UTF8 string class/en
│
English (en) │
What is TbUtf8?
With the library TbUtf8 you can easily change UTF8 Strings.
Problem
With Lazarus (Free Pascal) the string UTF8 encoded. However, the "String" type is nothing more than a dynamic byte array. Length returns the number of bytes in the array but not the number of characters. With UTF8, a character can be 4 bytes long and even 7 bytes with combined characters. An example should illustrate this. 'Thomas' 6 characters, 6 bytes in size. 'Thömäs' 6 characters, 8 bytes in size.
Solution
With TbUtf8 you can now easily change and search UTF8 strings with special and combined characters, such as "üäößẶặǺǻǼǽǞǟǍǎḂḃÞþÇçĆćĊċ...". Essentially, the library consists of a UTF8 string class (TIbUtf8).
Benefits
- TIbUtf8 is a class type of TInterfacedObject and does not need to be cleaned up with free.

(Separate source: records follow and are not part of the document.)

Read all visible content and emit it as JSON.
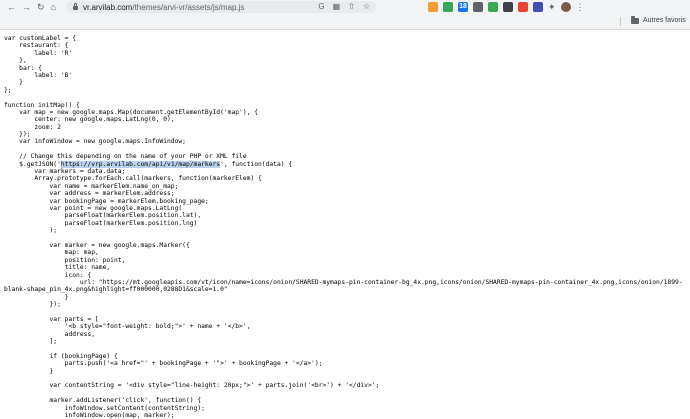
{
  "browser": {
    "url_host": "vr.arvilab.com",
    "url_path": "/themes/arvi-vr/assets/js/map.js",
    "icons": {
      "back": "back-arrow-icon",
      "forward": "forward-arrow-icon",
      "reload": "reload-icon",
      "home": "home-icon",
      "google": "google-icon",
      "translate": "translate-icon",
      "share": "share-icon",
      "bookmark": "star-icon"
    },
    "extension_colors": [
      "#f29d38",
      "#34a853",
      "#1a73e8",
      "#5f6368",
      "#34a853",
      "#3c4043",
      "#ea4335",
      "#3f51b5"
    ],
    "extension_badge": "18",
    "bookmarks_folder_label": "Autres favoris"
  },
  "code": {
    "lines": [
      "var customLabel = {",
      "    restaurant: {",
      "        label: 'R'",
      "    },",
      "    bar: {",
      "        label: 'B'",
      "    }",
      "};",
      "",
      "function initMap() {",
      "    var map = new google.maps.Map(document.getElementById('map'), {",
      "        center: new google.maps.LatLng(0, 0),",
      "        zoom: 2",
      "    });",
      "    var infoWindow = new google.maps.InfoWindow;",
      "",
      "    // Change this depending on the name of your PHP or XML file",
      "    $.getJSON('https://vrp.arvilab.com/api/v1/map/markers', function(data) {",
      "        var markers = data.data;",
      "        Array.prototype.forEach.call(markers, function(markerElem) {",
      "            var name = markerElem.name_on_map;",
      "            var address = markerElem.address;",
      "            var bookingPage = markerElem.booking_page;",
      "            var point = new google.maps.LatLng(",
      "                parseFloat(markerElem.position.lat),",
      "                parseFloat(markerElem.position.lng)",
      "            );",
      "",
      "            var marker = new google.maps.Marker({",
      "                map: map,",
      "                position: point,",
      "                title: name,",
      "                icon: {",
      "                    url: \"https://mt.googleapis.com/vt/icon/name=icons/onion/SHARED-mymaps-pin-container-bg_4x.png,icons/onion/SHARED-mymaps-pin-container_4x.png,icons/onion/1899-",
      "blank-shape_pin_4x.png&highlight=ff000000,0288D1&scale=1.0\"",
      "                }",
      "            });",
      "",
      "            var parts = [",
      "                '<b style=\"font-weight: bold;\">' + name + '</b>',",
      "                address,",
      "            ];",
      "",
      "            if (bookingPage) {",
      "                parts.push('<a href=\"' + bookingPage + '\">' + bookingPage + '</a>');",
      "            }",
      "",
      "            var contentString = '<div style=\"line-height: 20px;\">' + parts.join('<br>') + '</div>';",
      "",
      "            marker.addListener('click', function() {",
      "                infoWindow.setContent(contentString);",
      "                infoWindow.open(map, marker);"
    ],
    "highlighted_text": "https://vrp.arvilab.com/api/v1/map/markers"
  }
}
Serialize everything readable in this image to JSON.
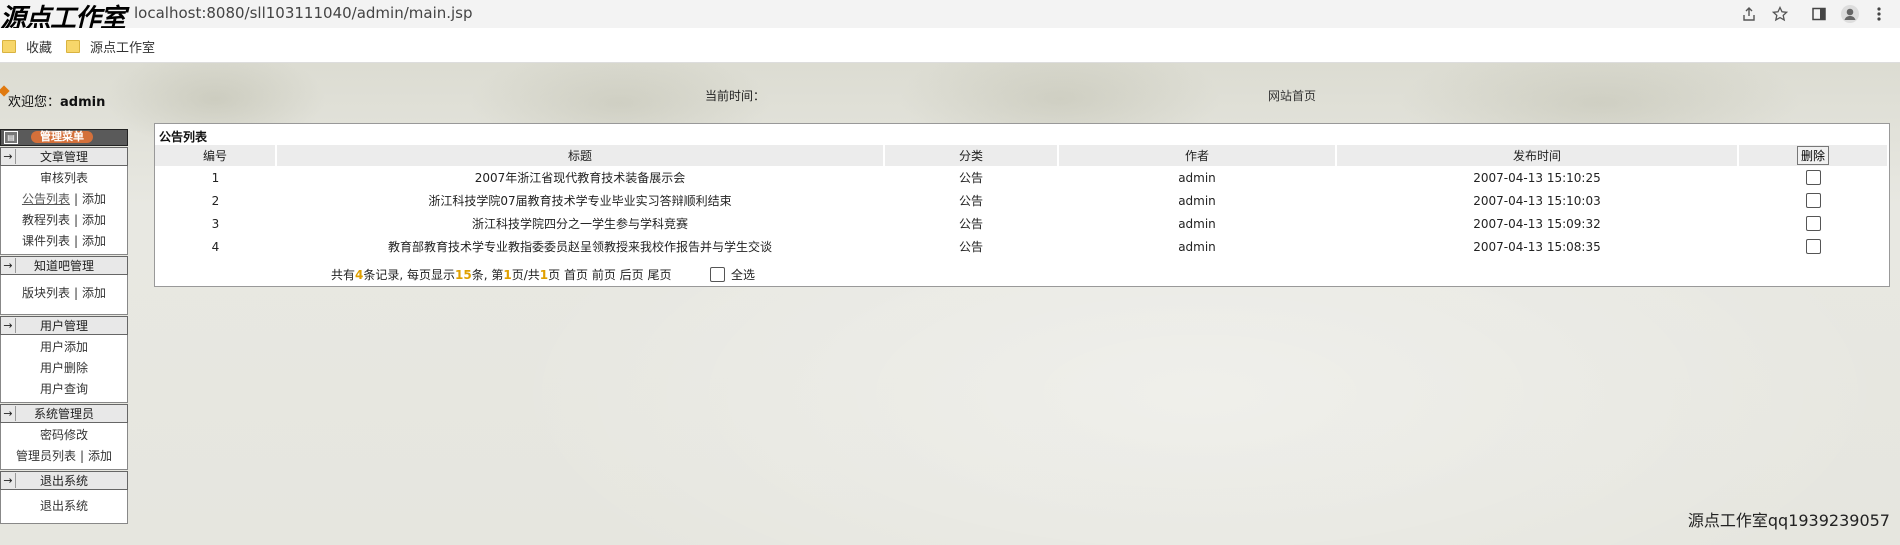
{
  "browser": {
    "url": "localhost:8080/sll103111040/admin/main.jsp",
    "watermark": "源点工作室",
    "bookmarks": [
      "收藏",
      "源点工作室"
    ],
    "icons": [
      "share-icon",
      "star-icon",
      "sidebar-panel-icon",
      "profile-icon",
      "more-menu-icon"
    ]
  },
  "header": {
    "welcome_label": "欢迎您：",
    "username": "admin",
    "current_time_label": "当前时间：",
    "home_link": "网站首页"
  },
  "sidebar": {
    "title": "管理菜单",
    "sections": [
      {
        "label": "文章管理",
        "items": [
          [
            "审核列表"
          ],
          [
            "公告列表",
            "添加"
          ],
          [
            "教程列表",
            "添加"
          ],
          [
            "课件列表",
            "添加"
          ]
        ]
      },
      {
        "label": "知道吧管理",
        "items": [
          [
            "版块列表",
            "添加"
          ]
        ]
      },
      {
        "label": "用户管理",
        "items": [
          [
            "用户添加"
          ],
          [
            "用户删除"
          ],
          [
            "用户查询"
          ]
        ]
      },
      {
        "label": "系统管理员",
        "items": [
          [
            "密码修改"
          ],
          [
            "管理员列表",
            "添加"
          ]
        ]
      },
      {
        "label": "退出系统",
        "items": [
          [
            "退出系统"
          ]
        ]
      }
    ]
  },
  "panel": {
    "title": "公告列表",
    "columns": [
      "编号",
      "标题",
      "分类",
      "作者",
      "发布时间",
      "删除"
    ],
    "rows": [
      {
        "id": "1",
        "title": "2007年浙江省现代教育技术装备展示会",
        "category": "公告",
        "author": "admin",
        "time": "2007-04-13 15:10:25"
      },
      {
        "id": "2",
        "title": "浙江科技学院07届教育技术学专业毕业实习答辩顺利结束",
        "category": "公告",
        "author": "admin",
        "time": "2007-04-13 15:10:03"
      },
      {
        "id": "3",
        "title": "浙江科技学院四分之一学生参与学科竞赛",
        "category": "公告",
        "author": "admin",
        "time": "2007-04-13 15:09:32"
      },
      {
        "id": "4",
        "title": "教育部教育技术学专业教指委委员赵呈领教授来我校作报告并与学生交谈",
        "category": "公告",
        "author": "admin",
        "time": "2007-04-13 15:08:35"
      }
    ],
    "pager": {
      "p1": "共有",
      "total": "4",
      "p2": "条记录, 每页显示",
      "per_page": "15",
      "p3": "条, 第",
      "current": "1",
      "p4": "页/共",
      "pages": "1",
      "p5": "页",
      "first": "首页",
      "prev": "前页",
      "next": "后页",
      "last": "尾页"
    },
    "select_all": "全选"
  },
  "footer": "源点工作室qq1939239057"
}
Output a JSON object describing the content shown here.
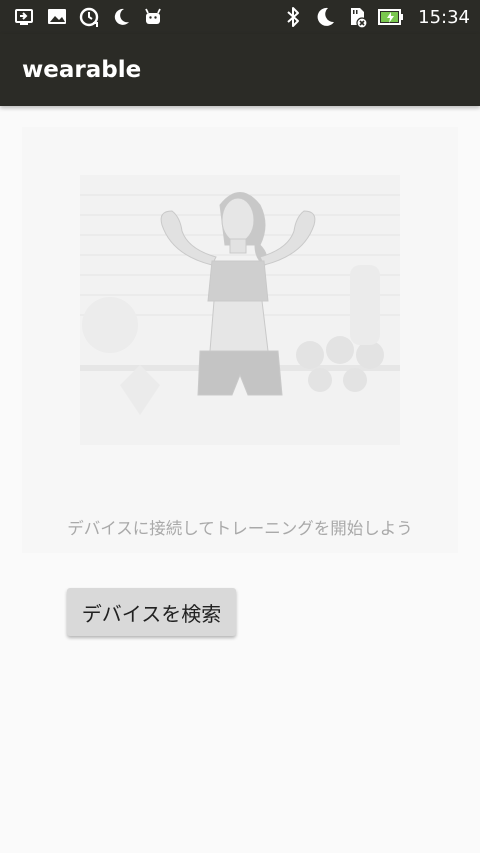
{
  "status_bar": {
    "left_icons": [
      "screen-cast-icon",
      "image-icon",
      "sync-clock-icon",
      "moon-icon",
      "android-icon"
    ],
    "right_icons": [
      "bluetooth-icon",
      "moon-icon",
      "sd-card-error-icon",
      "battery-charging-icon"
    ],
    "time": "15:34"
  },
  "app_bar": {
    "title": "wearable"
  },
  "hero": {
    "illustration": "fitness-woman-flexing-image",
    "caption": "デバイスに接続してトレーニングを開始しよう"
  },
  "actions": {
    "search_device_label": "デバイスを検索"
  },
  "colors": {
    "bar_background": "#2b2b26",
    "page_background": "#fafafa",
    "button_background": "#d9d9d9",
    "caption_text": "#a9a9a9"
  }
}
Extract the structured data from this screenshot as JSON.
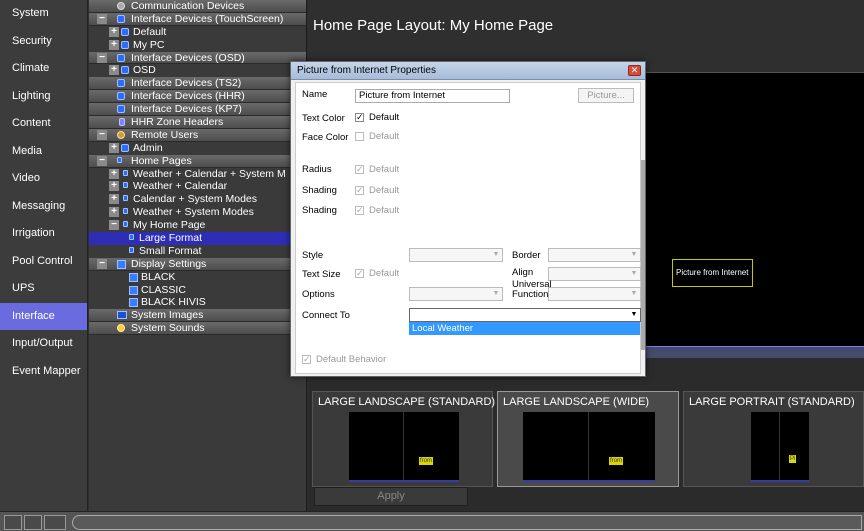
{
  "nav": {
    "items": [
      "System",
      "Security",
      "Climate",
      "Lighting",
      "Content",
      "Media",
      "Video",
      "Messaging",
      "Irrigation",
      "Pool Control",
      "UPS",
      "Interface",
      "Input/Output",
      "Event Mapper"
    ],
    "active": "Interface",
    "active_color": "#6b6be0"
  },
  "tree": {
    "rows": [
      {
        "label": "Communication Devices",
        "icon": "gear-icon"
      },
      {
        "label": "Interface Devices (TouchScreen)",
        "icon": "device-icon"
      },
      {
        "label": "Default",
        "icon": "device-icon"
      },
      {
        "label": "My PC",
        "icon": "device-icon"
      },
      {
        "label": "Interface Devices (OSD)",
        "icon": "device-icon"
      },
      {
        "label": "OSD",
        "icon": "device-icon"
      },
      {
        "label": "Interface Devices (TS2)",
        "icon": "device-icon"
      },
      {
        "label": "Interface Devices (HHR)",
        "icon": "device-icon"
      },
      {
        "label": "Interface Devices (KP7)",
        "icon": "device-icon"
      },
      {
        "label": "HHR Zone Headers",
        "icon": "hhr-icon"
      },
      {
        "label": "Remote Users",
        "icon": "users-icon"
      },
      {
        "label": "Admin",
        "icon": "device-icon"
      },
      {
        "label": "Home Pages",
        "icon": "page-icon"
      },
      {
        "label": "Weather + Calendar + System M",
        "icon": "page-icon"
      },
      {
        "label": "Weather + Calendar",
        "icon": "page-icon"
      },
      {
        "label": "Calendar + System Modes",
        "icon": "page-icon"
      },
      {
        "label": "Weather + System Modes",
        "icon": "page-icon"
      },
      {
        "label": "My Home Page",
        "icon": "page-icon"
      },
      {
        "label": "Large Format",
        "icon": "page-icon"
      },
      {
        "label": "Small Format",
        "icon": "page-icon"
      },
      {
        "label": "Display Settings",
        "icon": "stack-icon"
      },
      {
        "label": "BLACK",
        "icon": "stack-icon"
      },
      {
        "label": "CLASSIC",
        "icon": "stack-icon"
      },
      {
        "label": "BLACK HIVIS",
        "icon": "stack-icon"
      },
      {
        "label": "System Images",
        "icon": "image-icon"
      },
      {
        "label": "System Sounds",
        "icon": "sound-icon"
      }
    ],
    "selected": "Large Format"
  },
  "main": {
    "title": "Home Page Layout: My Home Page",
    "widget_label": "Picture from Internet",
    "widget_border_color": "#c8c800",
    "layouts": [
      {
        "title": "LARGE LANDSCAPE (STANDARD)",
        "tag": "from"
      },
      {
        "title": "LARGE LANDSCAPE (WIDE)",
        "tag": "from"
      },
      {
        "title": "LARGE PORTRAIT (STANDARD)",
        "tag": "Pi"
      }
    ],
    "selected_layout": "LARGE LANDSCAPE (WIDE)",
    "apply_label": "Apply"
  },
  "dialog": {
    "title": "Picture from Internet Properties",
    "close_glyph": "✕",
    "name_label": "Name",
    "name_value": "Picture from Internet",
    "picture_button": "Picture...",
    "text_color_label": "Text Color",
    "face_color_label": "Face Color",
    "radius_label": "Radius",
    "shading_label_1": "Shading",
    "shading_label_2": "Shading",
    "default_label": "Default",
    "style_label": "Style",
    "border_label": "Border",
    "text_size_label": "Text Size",
    "align_label": "Align",
    "options_label": "Options",
    "universal_function_label": "Universal Function",
    "connect_to_label": "Connect To",
    "connect_to_option": "Local Weather",
    "default_behavior_label": "Default Behavior",
    "check_glyph": "✓",
    "arrow_glyph": "▼",
    "highlight_color": "#3399ff"
  }
}
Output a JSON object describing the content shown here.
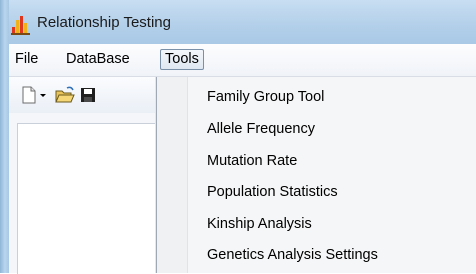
{
  "window": {
    "title": "Relationship Testing"
  },
  "menubar": {
    "items": [
      "File",
      "DataBase",
      "Tools"
    ],
    "active": "Tools"
  },
  "toolbar": {
    "icons": [
      "new-document-icon",
      "dropdown-arrow-icon",
      "open-folder-icon",
      "save-icon"
    ]
  },
  "tools_menu": {
    "items": [
      "Family Group Tool",
      "Allele Frequency",
      "Mutation Rate",
      "Population Statistics",
      "Kinship Analysis",
      "Genetics Analysis Settings"
    ]
  }
}
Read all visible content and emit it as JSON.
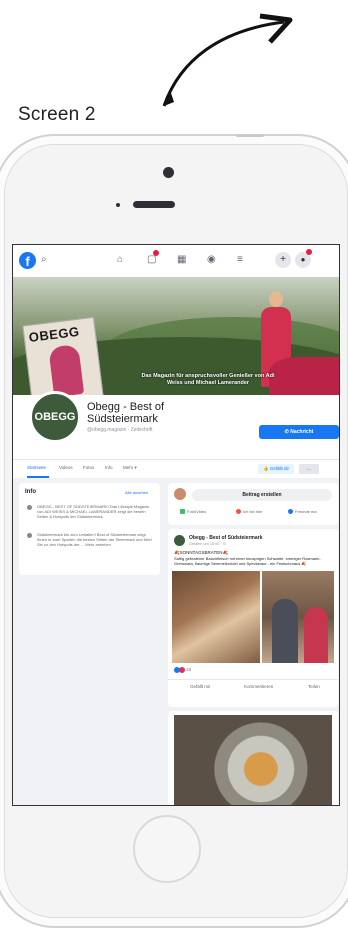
{
  "annotation": {
    "label": "Screen 2"
  },
  "facebook": {
    "nav": {
      "logo": "f",
      "search_icon": "⌕",
      "icons": [
        "⌂",
        "▢",
        "▦",
        "◉",
        "≡",
        "+",
        "●"
      ]
    },
    "cover": {
      "magazine_title": "OBEGG",
      "caption": "Das Magazin für anspruchsvoller Genießer von Adi Weiss und Michael Lamerander"
    },
    "page": {
      "avatar_text": "OBEGG",
      "name": "Obegg - Best of Südsteiermark",
      "subtitle": "@obegg.magazin · Zeitschrift",
      "message_button": "✆ Nachricht"
    },
    "tabs": [
      "Startseite",
      "Videos",
      "Fotos",
      "Info",
      "Mehr ▾"
    ],
    "like_button": "👍 Gefällt dir",
    "more_button": "…",
    "info": {
      "title": "Info",
      "link": "Alle ansehen",
      "items": [
        "OBEGG - BEST OF SÜDSTEIERMARK! Das Lifestyle Magazin von ADI WEISS & MICHAEL LAMERANDER zeigt die besten Seiten & Hotspots der Südsteiermark.",
        "Südsteiermark bis zum Umfallen! Best of Südsteiermark zeigt Ihnen in zwei Sparten die besten Seiten der Steiermark und führt Sie zu den Hotspots der ... Mehr ansehen"
      ]
    },
    "composer": {
      "button": "Beitrag erstellen",
      "actions": [
        "Foto/Video",
        "Ich bin hier",
        "Freunde ma"
      ]
    },
    "post": {
      "author": "Obegg - Best of Südsteiermark",
      "time": "Gestern um 15:00 · ⊙",
      "line1": "🍂SONNTAGSBRATEN🍂",
      "line2": "Saftig gebratener Bauchfleisch mit einer knusprigen Schwarte, cremiger Rosmarin-Gremolata, flaumige Semmelknödel und Speckkraut - ein Festschmaus 🍂",
      "reactions_count": "22",
      "actions": [
        "Gefällt mir",
        "Kommentieren",
        "Teilen"
      ]
    }
  },
  "colors": {
    "fb_blue": "#1877f2",
    "fb_bg": "#f0f2f5"
  }
}
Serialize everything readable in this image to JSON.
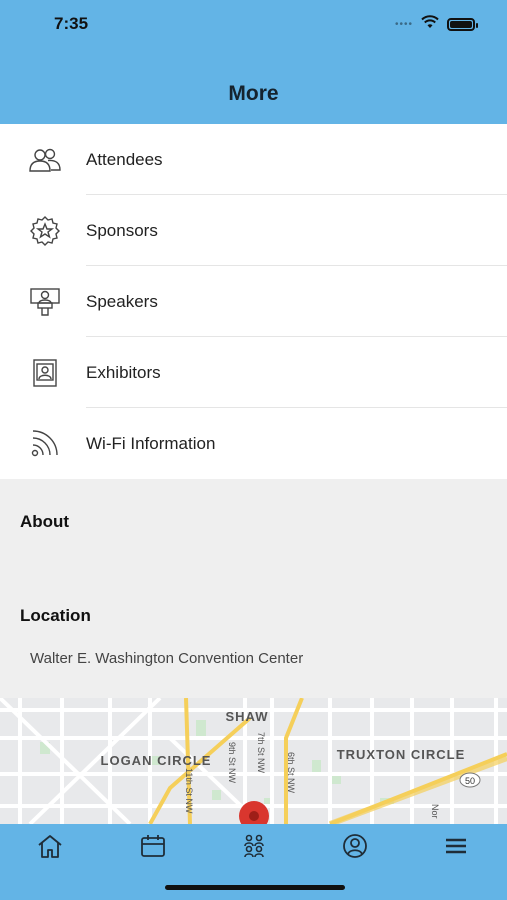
{
  "status_bar": {
    "time": "7:35"
  },
  "header": {
    "title": "More"
  },
  "menu": {
    "items": [
      {
        "label": "Attendees",
        "icon": "attendees-icon"
      },
      {
        "label": "Sponsors",
        "icon": "sponsor-badge-icon"
      },
      {
        "label": "Speakers",
        "icon": "speaker-podium-icon"
      },
      {
        "label": "Exhibitors",
        "icon": "exhibitor-booth-icon"
      },
      {
        "label": "Wi-Fi Information",
        "icon": "wifi-icon"
      }
    ]
  },
  "about": {
    "title": "About"
  },
  "location": {
    "title": "Location",
    "address": "Walter E. Washington Convention Center"
  },
  "map": {
    "labels": {
      "shaw": "SHAW",
      "logan_circle": "LOGAN CIRCLE",
      "truxton_circle": "TRUXTON CIRCLE",
      "street_9th": "9th St NW",
      "street_7th": "7th St NW",
      "street_6th": "6th St NW",
      "street_11th": "11th St NW",
      "route_50": "50",
      "north": "Nor"
    }
  },
  "tabbar": {
    "tabs": [
      {
        "icon": "home-icon"
      },
      {
        "icon": "calendar-icon"
      },
      {
        "icon": "people-icon"
      },
      {
        "icon": "profile-icon"
      },
      {
        "icon": "menu-icon"
      }
    ]
  },
  "colors": {
    "header": "#63b4e6",
    "tabbar": "#63b4e6",
    "map_pin": "#d9362e",
    "map_road": "#f5cf5a"
  }
}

- All indexes are character based.
- All returned characters are of type String.
- Returns the number of characters in the string.
- Returns the number of bytes in the string.
- Delete characters or character groups.
- Insertion of characters and character groups.
- Appending characters and character groups.
- Reading / writing of characters and character groups.
- Read from file / write to a file.
- Read from stream / write to a stream.
Disadvantage
- Since UTF8 does not have a constant offset from character to character, searching for characters is much more complex. Iterating over the characters is about 20 times slower than with the string. (Comfort has its price)
- Slightly more memory is required.
Example
proceudre Demo01: Boolean;
var
u: IbUtf8;
i: Integer;
begin
u:= TIbUtf8.Create('Thömäß');
for i:= 1 to u.NumberOfChars do begin
case u.Chars[i] of
'ö': u.Chars[i]:= 'o';
'ä': u.Chars[i]:= 'a';
'ß': u.Chars[i]:= 's';
end;
end;
if u.Text = 'Thomas' then begin
WriteLn('That's right!');
end;
end;
DownLoad
- GitLab FpTuxe/TbUtf8 repository
FpTuxe/TbUtf8
- Git clone
git clone https://gitlab.com/FpTuxe/tbutf8.git
Installation
- Variant 1
- Start Lazarus and open your project.
- Lazarus->File->Open your workspace/tbutf8/src/tb_utf8.pas
- Lazarus->Project->Add Editor File to Project
- Variant 2
- Start Lazarus and open your project.
- Lazarus->Package->Open Package File (.lpk) your workspace/tbutf8/src/tbutf8.lpk
- Now, click Use->Add to Project
- Close then Package window.
Functional Description
The functional description, you can found under the project folder "doc/".